The life of a child in Gaza, in the 10th month of this conflict, is not life.. We can’t say enough – there is nowhere safe, and everything is running out – food, water, fuel, medicine. Everything,” he said. speakSpeaking from Amman, Jordan.

Mr Oweis recently visited Gaza, where he was “shocked by the level of suffering, devastation and mass displacement”.

Overloaded sanitation system

He told of walking through “a maze of makeshift shelters” where “you struggled to climb up onto the sand where they lay and smelled the stench of sewage that permeated the surrounding passageways”.

Water and waste are a major problem, he said, referring to the situation in Deir Al-Balah, where most of the displaced have fled in recent months.

The partially functioning sanitation system there is estimated to be seven times overloaded at capacity, meaning the decades-old sewage network is mostly clogged and leaking.

Lack of medicine

“Families have been asking me urgently for soap and toiletries. They are using water and salt to clean their children or boiling water with lemon to try to treat skin rashes,” said Mr Oweis.

“They told me that doctors did not have the capacity or the medicine to treat them, with more serious cases coming in every hour and no supplies on the shelves. And so, the rash spread.”

He pointed to a severe shortage of medicines for children with cancer, congenital diseases and other underlying conditions.

While at Al-Aqsa Hospital, Mr. Oweis met a 10-year-old boy named Abdel Rahman, whose leg was injured in an airstrike and never healed. He was later diagnosed with bone cancer.

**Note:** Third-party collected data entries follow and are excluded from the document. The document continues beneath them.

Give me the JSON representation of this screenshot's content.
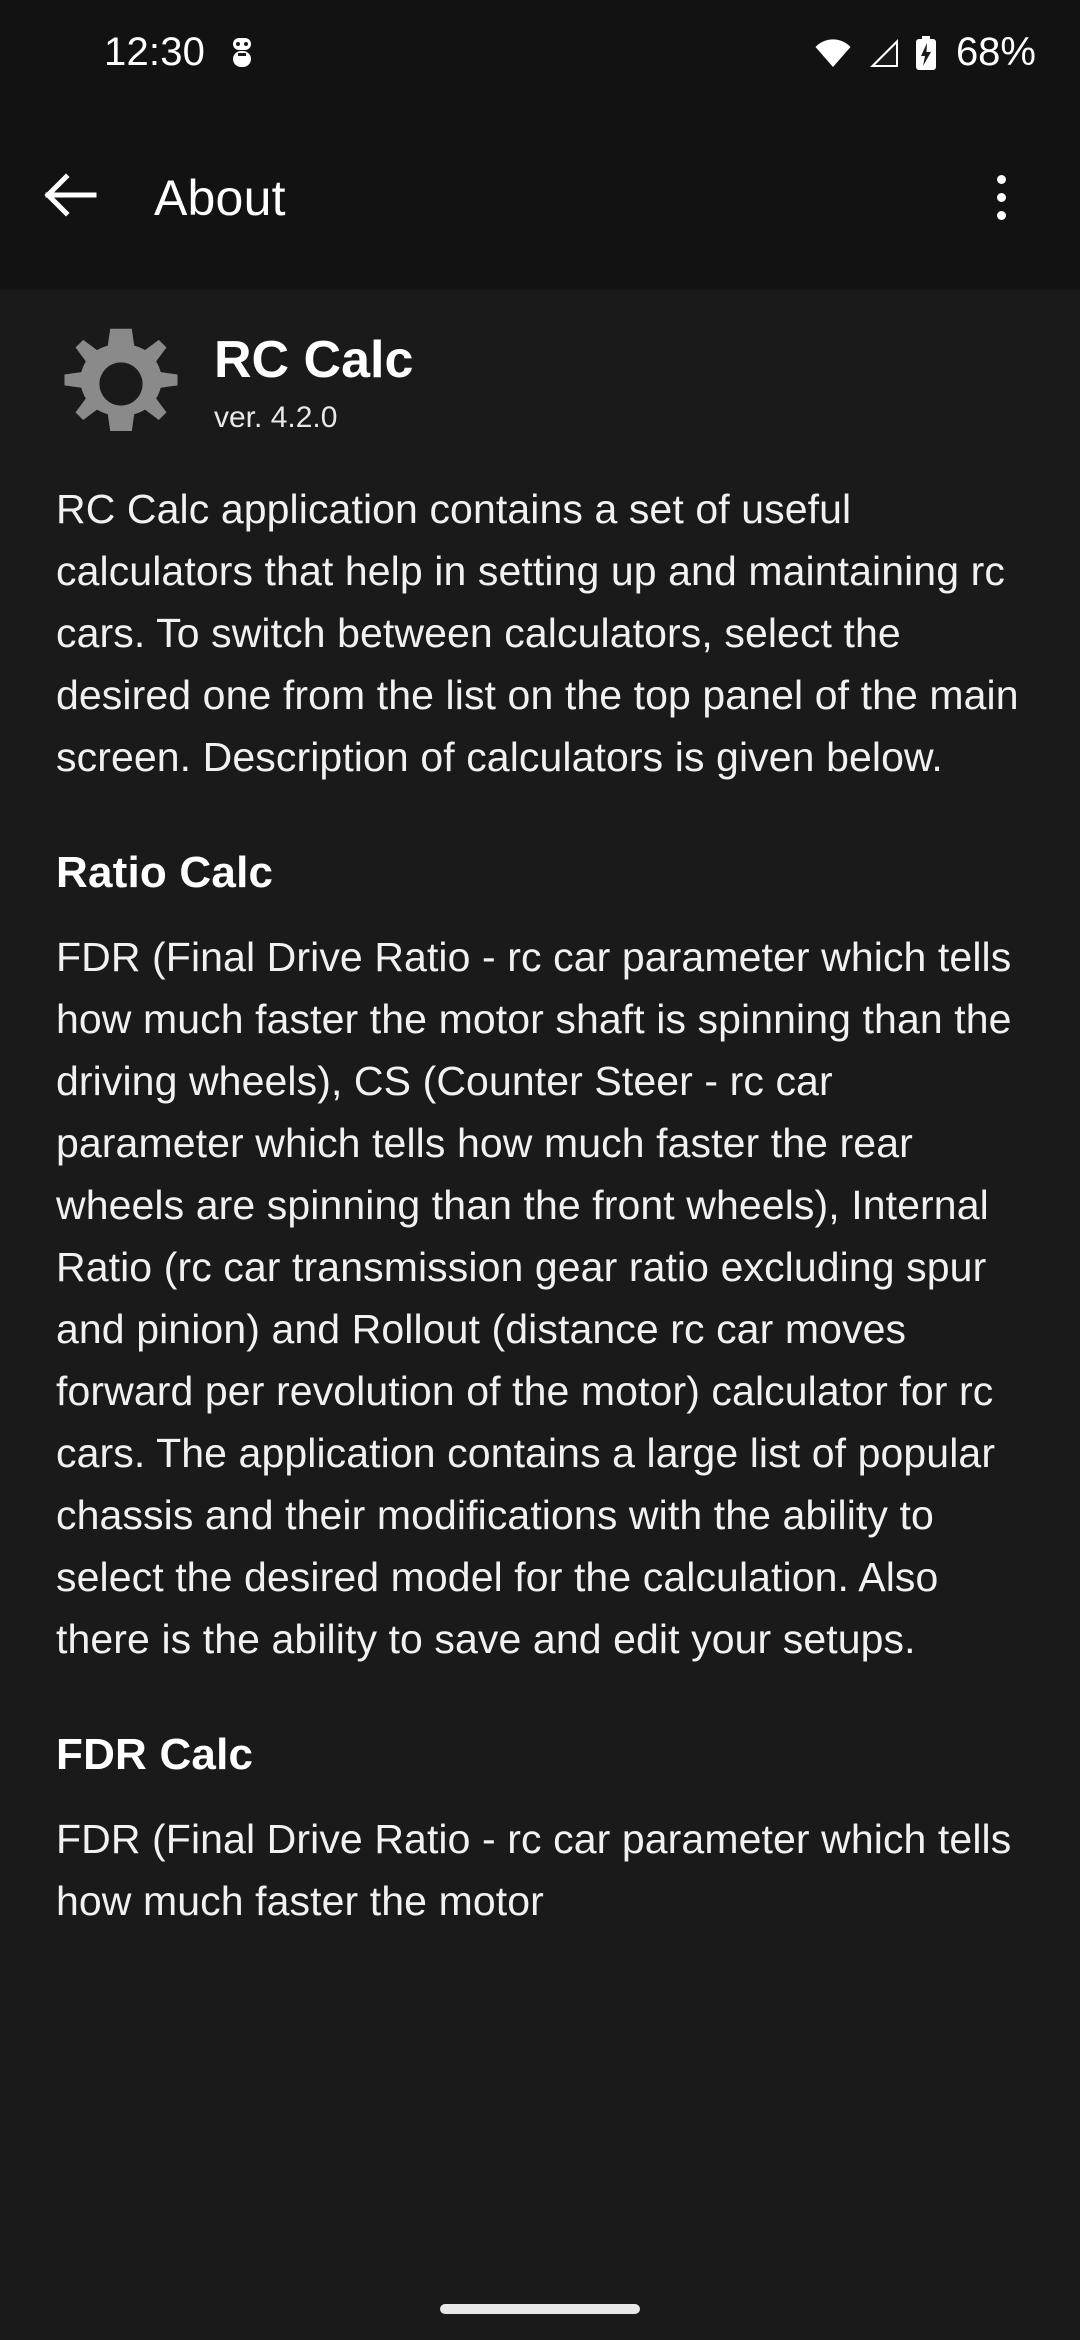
{
  "status_bar": {
    "time": "12:30",
    "battery_percent": "68%",
    "icons": [
      "bug-icon",
      "wifi-icon",
      "cellular-signal-icon",
      "battery-charging-icon"
    ]
  },
  "toolbar": {
    "title": "About",
    "back_icon": "back-arrow-icon",
    "overflow_icon": "overflow-menu-icon"
  },
  "app": {
    "icon": "gear-icon",
    "name": "RC Calc",
    "version": "ver. 4.2.0",
    "intro": "RC Calc application contains a set of useful calculators that help in setting up and maintaining rc cars. To switch between calculators, select the desired one from the list on the top panel of the main screen. Description of calculators is given below."
  },
  "sections": [
    {
      "heading": "Ratio Calc",
      "body": "FDR (Final Drive Ratio - rc car parameter which tells how much faster the motor shaft is spinning than the driving wheels), CS (Counter Steer - rc car parameter which tells how much faster the rear wheels are spinning than the front wheels), Internal Ratio (rc car transmission gear ratio excluding spur and pinion) and Rollout (distance rc car moves forward per revolution of the motor) calculator for rc cars. The application contains a large list of popular chassis and their modifications with the ability to select the desired model for the calculation. Also there is the ability to save and edit your setups."
    },
    {
      "heading": "FDR Calc",
      "body": "FDR (Final Drive Ratio - rc car parameter which tells how much faster the motor"
    }
  ],
  "navigation": {
    "pill": "home-gesture-pill"
  },
  "colors": {
    "window_background": "#121212",
    "content_background": "#1a1a1a",
    "text_primary": "#ffffff",
    "text_body": "#f1f1f1",
    "app_icon": "#8a8a8a"
  }
}
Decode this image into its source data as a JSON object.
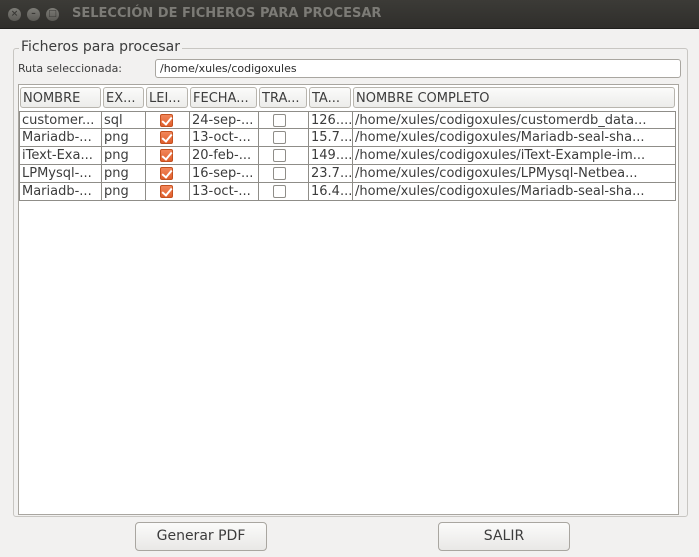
{
  "window": {
    "title": "SELECCIÓN DE FICHEROS PARA PROCESAR",
    "controls": {
      "close": "×",
      "minimize": "–",
      "maximize": "□"
    }
  },
  "group": {
    "title": "Ficheros para procesar",
    "ruta_label": "Ruta seleccionada:",
    "ruta_value": "/home/xules/codigoxules"
  },
  "table": {
    "headers": [
      "NOMBRE",
      "EX...",
      "LEI...",
      "FECHA...",
      "TRA...",
      "TA...",
      "NOMBRE COMPLETO"
    ],
    "rows": [
      {
        "nombre": "customer...",
        "ext": "sql",
        "leido": true,
        "fecha": "24-sep-...",
        "tratado": false,
        "tamano": "126....",
        "completo": "/home/xules/codigoxules/customerdb_data..."
      },
      {
        "nombre": "Mariadb-...",
        "ext": "png",
        "leido": true,
        "fecha": "13-oct-...",
        "tratado": false,
        "tamano": "15.7...",
        "completo": "/home/xules/codigoxules/Mariadb-seal-sha..."
      },
      {
        "nombre": "iText-Exa...",
        "ext": "png",
        "leido": true,
        "fecha": "20-feb-...",
        "tratado": false,
        "tamano": "149....",
        "completo": "/home/xules/codigoxules/iText-Example-im..."
      },
      {
        "nombre": "LPMysql-...",
        "ext": "png",
        "leido": true,
        "fecha": "16-sep-...",
        "tratado": false,
        "tamano": "23.7...",
        "completo": "/home/xules/codigoxules/LPMysql-Netbea..."
      },
      {
        "nombre": "Mariadb-...",
        "ext": "png",
        "leido": true,
        "fecha": "13-oct-...",
        "tratado": false,
        "tamano": "16.4...",
        "completo": "/home/xules/codigoxules/Mariadb-seal-sha..."
      }
    ]
  },
  "buttons": {
    "generar": "Generar PDF",
    "salir": "SALIR"
  },
  "colors": {
    "titlebar": "#3c3b37",
    "checkbox_accent": "#e9703f",
    "background": "#f2f1f0"
  }
}
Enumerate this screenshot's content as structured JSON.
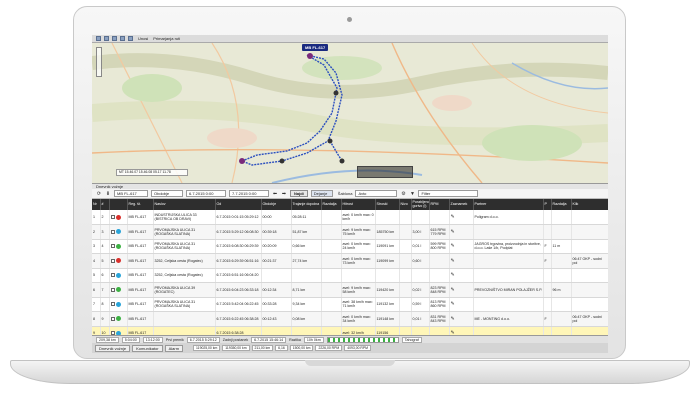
{
  "map": {
    "toolbar_links": [
      "Unosi",
      "Primarjanja ruti"
    ],
    "vehicle_label": "MB FL-617",
    "info_text": "MT 15.46.07 15.46.08 05.17 11.78"
  },
  "panel": {
    "title": "Dnevnik vožnje",
    "vehicle_select": "MB FL-617",
    "period_select": "Obdobje",
    "date_from": "6.7.2015 0:00",
    "date_to": "7.7.2015 0:00",
    "find_button": "Najdi",
    "tab_trips": "Dejanje",
    "template_label": "Šablona",
    "template_value": "Avto",
    "filter_label": "Filter"
  },
  "table": {
    "headers": [
      "Nr",
      "#",
      "",
      "Reg. št.",
      "Naslov",
      "Od",
      "Obdobje",
      "Trajanje dopolna",
      "Razdalja",
      "Hitrost",
      "Stroski",
      "Nivo",
      "Porabljeno gorivo (l)",
      "RPM",
      "Zaznamek",
      "Partner",
      "P",
      "Razdalja",
      "Klik"
    ],
    "rows": [
      {
        "nr": "1",
        "n": "2",
        "reg": "MB FL-617",
        "addr": "INDUSTRIJSKA ULICA 33 (BISTRICA OB DRAVI)",
        "od": "6.7.2015 0:01:15 05:29:12",
        "obd": "00:00",
        "traj": "05:28:11",
        "raz": "",
        "hitrost": "avel: 0 km/h max: 0 km/h",
        "str": "",
        "niv": "",
        "gor": "",
        "rpm": "",
        "zazn": "",
        "partner": "Poligram d.o.o.",
        "p": "",
        "razd": "",
        "klik": ""
      },
      {
        "nr": "2",
        "n": "3",
        "reg": "MB FL-617",
        "addr": "PRVOMAJSKA ULICA 31 (ROGAŠKA SLATINA)",
        "od": "6.7.2015 5:29:12 06:08:30",
        "obd": "00:39:18",
        "traj": "51,87 km",
        "raz": "",
        "hitrost": "avel: 9 km/h max: 75 km/h",
        "str": "185750 km",
        "niv": "",
        "gor": "3,00 l",
        "rpm": "615 RPM 779 RPM",
        "zazn": "",
        "partner": "",
        "p": "",
        "razd": "",
        "klik": ""
      },
      {
        "nr": "3",
        "n": "4",
        "reg": "MB FL-617",
        "addr": "PRVOMAJSKA ULICA 31 (ROGAŠKA SLATINA)",
        "od": "6.7.2015 6:08:30 06:29:39",
        "obd": "00:20:09",
        "traj": "0,66 km",
        "raz": "",
        "hitrost": "avel: 0 km/h max: 24 km/h",
        "str": "119091 km",
        "niv": "",
        "gor": "0,01 l",
        "rpm": "599 RPM 800 RPM",
        "zazn": "",
        "partner": "JAGROS trgovina, proizvodnja in storitve, d.o.o. Laše 1/b, Podplat",
        "p": "F",
        "razd": "11 m",
        "klik": ""
      },
      {
        "nr": "4",
        "n": "5",
        "reg": "MB FL-617",
        "addr": "3252, Celjska cesta (Rogatec)",
        "od": "6.7.2015 6:29:39 06:51:16",
        "obd": "00:21:37",
        "traj": "27,74 km",
        "raz": "",
        "hitrost": "avel: 0 km/h max: 73 km/h",
        "str": "119099 km",
        "niv": "",
        "gor": "0,60 l",
        "rpm": "",
        "zazn": "",
        "partner": "",
        "p": "F",
        "razd": "",
        "klik": "06:47 OKP - sodni pol"
      },
      {
        "nr": "5",
        "n": "6",
        "reg": "MB FL-617",
        "addr": "3252, Celjska cesta (Rogatec)",
        "od": "6.7.2015 6:51:16 06:04:20",
        "obd": "",
        "traj": "",
        "raz": "",
        "hitrost": "",
        "str": "",
        "niv": "",
        "gor": "",
        "rpm": "",
        "zazn": "",
        "partner": "",
        "p": "",
        "razd": "",
        "klik": ""
      },
      {
        "nr": "6",
        "n": "7",
        "reg": "MB FL-617",
        "addr": "PRVOMAJSKA ULICA 39 (ROGATEC)",
        "od": "6.7.2015 6:04:23 06:33:18",
        "obd": "00:12:34",
        "traj": "8,71 km",
        "raz": "",
        "hitrost": "avel: 9 km/h max: 58 km/h",
        "str": "119420 km",
        "niv": "",
        "gor": "0,02 l",
        "rpm": "823 RPM 848 RPM",
        "zazn": "",
        "partner": "PREVOZNIŠTVO MIRAN POLAJŽER S.P.",
        "p": "",
        "razd": "96 m",
        "klik": ""
      },
      {
        "nr": "7",
        "n": "8",
        "reg": "MB FL-617",
        "addr": "PRVOMAJSKA ULICA 31 (ROGAŠKA SLATINA)",
        "od": "6.7.2015 5:42:04 06:22:45",
        "obd": "00:33:28",
        "traj": "9,34 km",
        "raz": "",
        "hitrost": "avel: 38 km/h max: 71 km/h",
        "str": "119132 km",
        "niv": "",
        "gor": "0,59 l",
        "rpm": "813 RPM 860 RPM",
        "zazn": "",
        "partner": "",
        "p": "",
        "razd": "",
        "klik": ""
      },
      {
        "nr": "8",
        "n": "9",
        "reg": "MB FL-617",
        "addr": "",
        "od": "6.7.2015 6:22:45 06:38:28",
        "obd": "00:12:43",
        "traj": "0,08 km",
        "raz": "",
        "hitrost": "avel: 0 km/h max: 34 km/h",
        "str": "119148 km",
        "niv": "",
        "gor": "0,01 l",
        "rpm": "831 RPM 843 RPM",
        "zazn": "",
        "partner": "ME - MONTING d.o.o.",
        "p": "F",
        "razd": "",
        "klik": "06:47 OKP - sodni pol"
      },
      {
        "nr": "9",
        "n": "10",
        "reg": "MB FL-617",
        "addr": "",
        "od": "6.7.2015 6:38:28",
        "obd": "",
        "traj": "",
        "raz": "",
        "hitrost": "avel: 32 km/h",
        "str": "119156",
        "niv": "",
        "gor": "",
        "rpm": "",
        "zazn": "",
        "partner": "",
        "p": "",
        "razd": "",
        "klik": ""
      }
    ]
  },
  "status": {
    "distance": "209,38 km",
    "time1": "5:04:00",
    "time2": "13:12:00",
    "label_start": "Prvi premik",
    "start_value": "6.7.2015 5:29:12",
    "label_end": "Zadnji postanek",
    "end_value": "6.7.2015 15:46:14",
    "label_speed": "Razlika",
    "speed_value": "10h 0km",
    "tachograph": "Tahograf"
  },
  "status2": {
    "v1": "119025,00 km",
    "v2": "119350,00 km",
    "v3": "211,00 km",
    "v4": "6,16",
    "v5": "1500,00 km",
    "v6": "2226,00 RPM",
    "v7": "4093,00 RPM"
  },
  "tabs": [
    "Dnevnik vožnje",
    "Komunikator",
    "Alarm"
  ]
}
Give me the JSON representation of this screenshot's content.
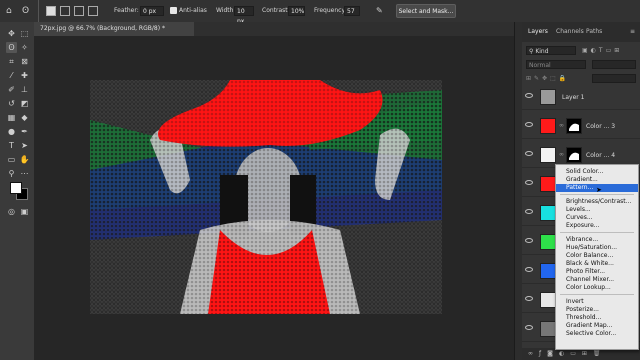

The boy’s mother, Samar, told him that she wished her son would die so he wouldn’t have to suffer – something she couldn’t believe she would wish for.

Slow death sentence

A sick child in the Gaza Strip has been sentenced to a slow death because he was denied the treatment he needed and was unlikely to survive long enough to recover from the disease.“, said Mr. Oweis.

“Their only hope for survival is a ceasefire. Gaza’s children still cling to the belief that this day will come, and UNICEF shares that hope.”

“Achieving a ceasefire is still possible, more necessary than ever and long overdue, and everyone must do everything in their power to support it,” he stressed.